Pour ce qui est des personnages, ceux-ci sont à l'image, et à la hauteur, de tous ceux crées par le « scénariste à la centaine d'albums ». Celui-ci introduit dans cette histoire, une galerie étoffée, moquant les puissants et la frivolité de leur descendance. Il se gausse, également, à travers le personnage du mage d'Eckmül, de tous les experts, les spécialistes assis sur leurs propres dogmes, infatués de leur statut. Il cible aussi des agents de l'administration avec quelques traits acérés.
Il laisse une large place à l'humour, tendre pour le barbare, noir pour les dirigeants. Il sème, comme à son habitude, nombre de remarques, réflexions, reflets de notre société
Cette histoire entre dans la série des Légendes de Troy où Christophe Arleston développe, selon son gré, le passé ou le futur du monde qu'il a imaginé dès 1994 pour Lanfeust.

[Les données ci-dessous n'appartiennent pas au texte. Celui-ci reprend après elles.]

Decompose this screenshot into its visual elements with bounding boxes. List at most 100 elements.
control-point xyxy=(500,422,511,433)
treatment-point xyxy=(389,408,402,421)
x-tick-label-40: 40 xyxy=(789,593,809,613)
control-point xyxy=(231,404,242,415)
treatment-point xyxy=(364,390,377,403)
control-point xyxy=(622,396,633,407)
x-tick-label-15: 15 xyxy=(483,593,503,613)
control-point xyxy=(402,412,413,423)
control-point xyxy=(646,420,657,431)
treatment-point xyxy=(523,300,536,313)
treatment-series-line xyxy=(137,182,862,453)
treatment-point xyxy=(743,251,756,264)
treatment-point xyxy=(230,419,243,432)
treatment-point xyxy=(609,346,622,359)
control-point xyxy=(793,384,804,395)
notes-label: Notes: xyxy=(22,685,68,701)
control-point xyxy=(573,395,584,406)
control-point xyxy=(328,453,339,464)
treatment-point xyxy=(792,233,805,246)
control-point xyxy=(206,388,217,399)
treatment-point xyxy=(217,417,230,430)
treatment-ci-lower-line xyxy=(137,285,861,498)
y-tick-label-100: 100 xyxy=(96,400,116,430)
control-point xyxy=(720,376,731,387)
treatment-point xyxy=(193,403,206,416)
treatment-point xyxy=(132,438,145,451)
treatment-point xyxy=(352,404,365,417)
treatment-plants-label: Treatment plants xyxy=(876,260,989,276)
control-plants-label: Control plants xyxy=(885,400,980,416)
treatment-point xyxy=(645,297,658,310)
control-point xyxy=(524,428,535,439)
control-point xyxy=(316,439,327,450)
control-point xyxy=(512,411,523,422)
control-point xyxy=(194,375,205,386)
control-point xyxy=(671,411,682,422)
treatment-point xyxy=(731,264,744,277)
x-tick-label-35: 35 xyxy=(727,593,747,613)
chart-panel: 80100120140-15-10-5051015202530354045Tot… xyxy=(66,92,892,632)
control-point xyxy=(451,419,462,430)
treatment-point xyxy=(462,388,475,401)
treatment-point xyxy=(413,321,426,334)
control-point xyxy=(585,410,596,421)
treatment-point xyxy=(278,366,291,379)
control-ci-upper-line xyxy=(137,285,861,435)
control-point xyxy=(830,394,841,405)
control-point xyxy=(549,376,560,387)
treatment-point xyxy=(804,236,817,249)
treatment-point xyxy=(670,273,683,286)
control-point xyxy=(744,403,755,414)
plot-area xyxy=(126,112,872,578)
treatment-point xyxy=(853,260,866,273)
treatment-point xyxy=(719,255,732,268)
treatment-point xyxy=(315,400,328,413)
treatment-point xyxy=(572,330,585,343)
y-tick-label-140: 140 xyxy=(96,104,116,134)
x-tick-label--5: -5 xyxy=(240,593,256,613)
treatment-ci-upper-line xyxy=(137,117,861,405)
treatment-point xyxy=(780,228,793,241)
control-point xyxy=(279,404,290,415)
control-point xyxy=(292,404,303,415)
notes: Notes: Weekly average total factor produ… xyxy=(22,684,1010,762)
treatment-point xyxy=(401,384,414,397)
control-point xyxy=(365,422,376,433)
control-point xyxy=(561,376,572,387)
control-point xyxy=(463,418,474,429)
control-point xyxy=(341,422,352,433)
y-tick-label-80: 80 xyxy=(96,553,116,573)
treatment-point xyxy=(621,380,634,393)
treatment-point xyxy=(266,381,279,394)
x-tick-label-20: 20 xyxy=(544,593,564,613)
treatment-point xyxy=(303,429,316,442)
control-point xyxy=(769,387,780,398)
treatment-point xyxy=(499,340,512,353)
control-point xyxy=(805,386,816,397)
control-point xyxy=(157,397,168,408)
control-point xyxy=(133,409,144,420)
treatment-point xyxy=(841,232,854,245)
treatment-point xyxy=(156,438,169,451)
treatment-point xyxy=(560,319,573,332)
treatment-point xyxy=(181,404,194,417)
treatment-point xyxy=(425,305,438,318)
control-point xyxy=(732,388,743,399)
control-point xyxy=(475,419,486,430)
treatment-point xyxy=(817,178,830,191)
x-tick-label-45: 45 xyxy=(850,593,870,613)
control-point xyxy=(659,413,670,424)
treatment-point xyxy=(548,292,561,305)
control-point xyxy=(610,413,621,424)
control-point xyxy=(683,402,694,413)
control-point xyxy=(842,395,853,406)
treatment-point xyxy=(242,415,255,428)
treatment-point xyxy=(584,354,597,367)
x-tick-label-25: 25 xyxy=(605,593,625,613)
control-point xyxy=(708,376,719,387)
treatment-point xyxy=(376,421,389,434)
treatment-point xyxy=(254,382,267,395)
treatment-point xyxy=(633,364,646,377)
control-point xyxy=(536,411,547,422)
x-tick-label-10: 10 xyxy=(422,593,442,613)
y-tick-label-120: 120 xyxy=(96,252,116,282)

Le graphisme est assuré par Didier Cassegrain. On connaît la qualité de son travail depuis les séries Tao Bang et Code Mc Callum. Il assure, dans cet album, la mise en image de son trait délicat, rehaussé par une large palette de couleurs douces. Il réalise des décors d'une grande beauté et donne une dimension particulière à une troupe de jeunes marquises aux toilettes affriolantes. Il restitue la grâce et la splendeur du corps féminin, jouant parfois avec des angles impossibles pour garder une certaine chasteté.
L'heure de la Gargouille est un album particulièrement réussi par un duo de créateurs au sommet de leur art.